Like anything good thing, beauty can be distorted, bent, and made into a liar. We can sense beauty’s importance, but we rarely trust it. Any talk of beauty is quickly amended with a “but, it’s not really important” statement, as if truth and goodness could make a world by themselves (and perhaps they can), beauty admitted to the party as a trinket or trite step-sister. Rightly so, to some degree, given the obsessiveness of American culture with its narrow beauty made of youth, sex, wealth, and power. But say “it’s not really important” all you want–imagine a world without it, and somehow truth and goodness themselves turn gray, and seem to be something less than themselves.
Defining beauty can be contentious. Starting with the dictionary, which is where I often start when defining a thing, beauty defined is fairly straightforward:
The quality that gives pleasure to the mind or senses and is associated with such properties as harmony of form or color, excellence of artistry, truthfulness, and originality. (Free Online Dictionary).
Or the quality or aggregate of qualities in a person or thing that gives pleasure to the senses or pleasurably exalts the mind or spirit. (Merriam Webster Online Dictionary)
So it begins with “a quality” in the relationship of its parts to each other and to the mind and sense of the observer, reveals itself in sensual or mental “pleasure,” and leads to some “exalted” state of mind, spirit and/or body. There is something in the object or person or idea or experience that begins in either sensual or mental perception and leads to an experience of the object, person, idea, or experience that “moves” us, “excites” us, “inspires” us in our very being.

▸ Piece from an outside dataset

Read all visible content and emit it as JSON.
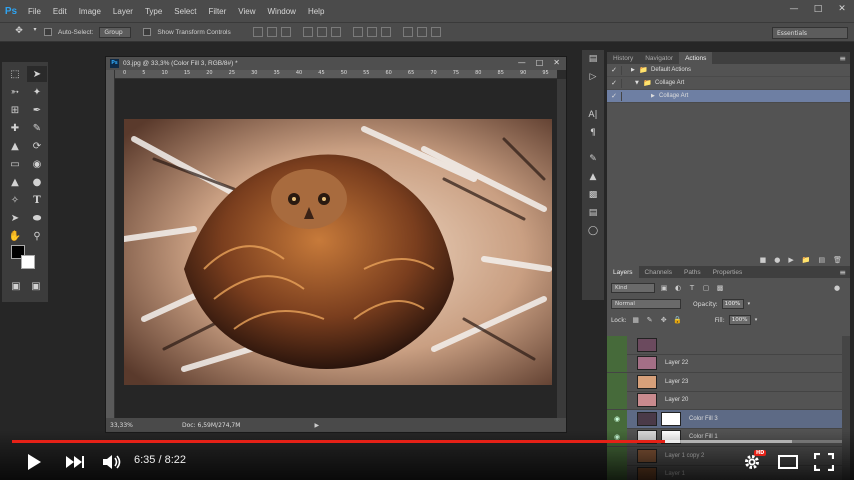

That being said, beauty can be hard to talk about for a couple of reasons. Immanuel Kant suggested that beauty has both objective and subjective realities. In our time, beauty is thought of primarily subjective–“beauty is in the eye of the beholder” is the accepted mantra–with the objective property of beauty largely ignored or denied. I always ask my classes whether or not anything exists that can be called beautiful whether anyone is there to perceive it or not.
I don’t know the answer to that, but I lean toward believing, at least in theory, that there is that thing out there that is beautiful though no one perceives it.
Then there’s the constant reminder that beauty cannot be “just physical.” “Beauty is only skin-deep” is the mantra here, suggesting that unseen beauty is something deeper and more meaningful that physical beauty (true enough), but implied is a constant denigration of the physical, a platonic dualism that says what we can’t see is more real than what we can. Sounds downright biblical, but truth is, that’s not exactly what the biblical writers had in mind–they were not gnostics or Platonists. In biblical terms, the created order is “good.” Broken, but good. More about that later.
How amazing that a combination of idea and form can create an explosion inside the heart and mind that points the spirit toward…something “out there.” Alejandro Garcia-Rivera speaks eloquently about the encounter with beauty, ascribing it to God calling to a creation he loves. Garcia-Rivera describes the feeling as an apprehension, all in a moment, of the source of all being as well as the revelation of the vast abyss that stands between the perceiver and the source. So that in the very moment of beauty’s arrival, there is also the presence of an ache, a longing to be rejoined with that source in that far-off country we’ve not yet been to.
Enough for this morning. Bill Hybels (Willow Creek) teaches that many of us have a “holy discontent” that serves as a clue to our calling in the world. For some it may be social injustice, for others it might be the abuse of the environment–there are a thousand worthy things to be passionate about. I don’t know why, but for me, it has always been the loss of beauty and the misguided belief that we can live fine without it, thank you very much.
I am convinced that the life of the Kingdom has truth, goodness, and beauty in it. I recently received catalogs from the major Evangelical publishing houses. Not one book about beauty. Not one.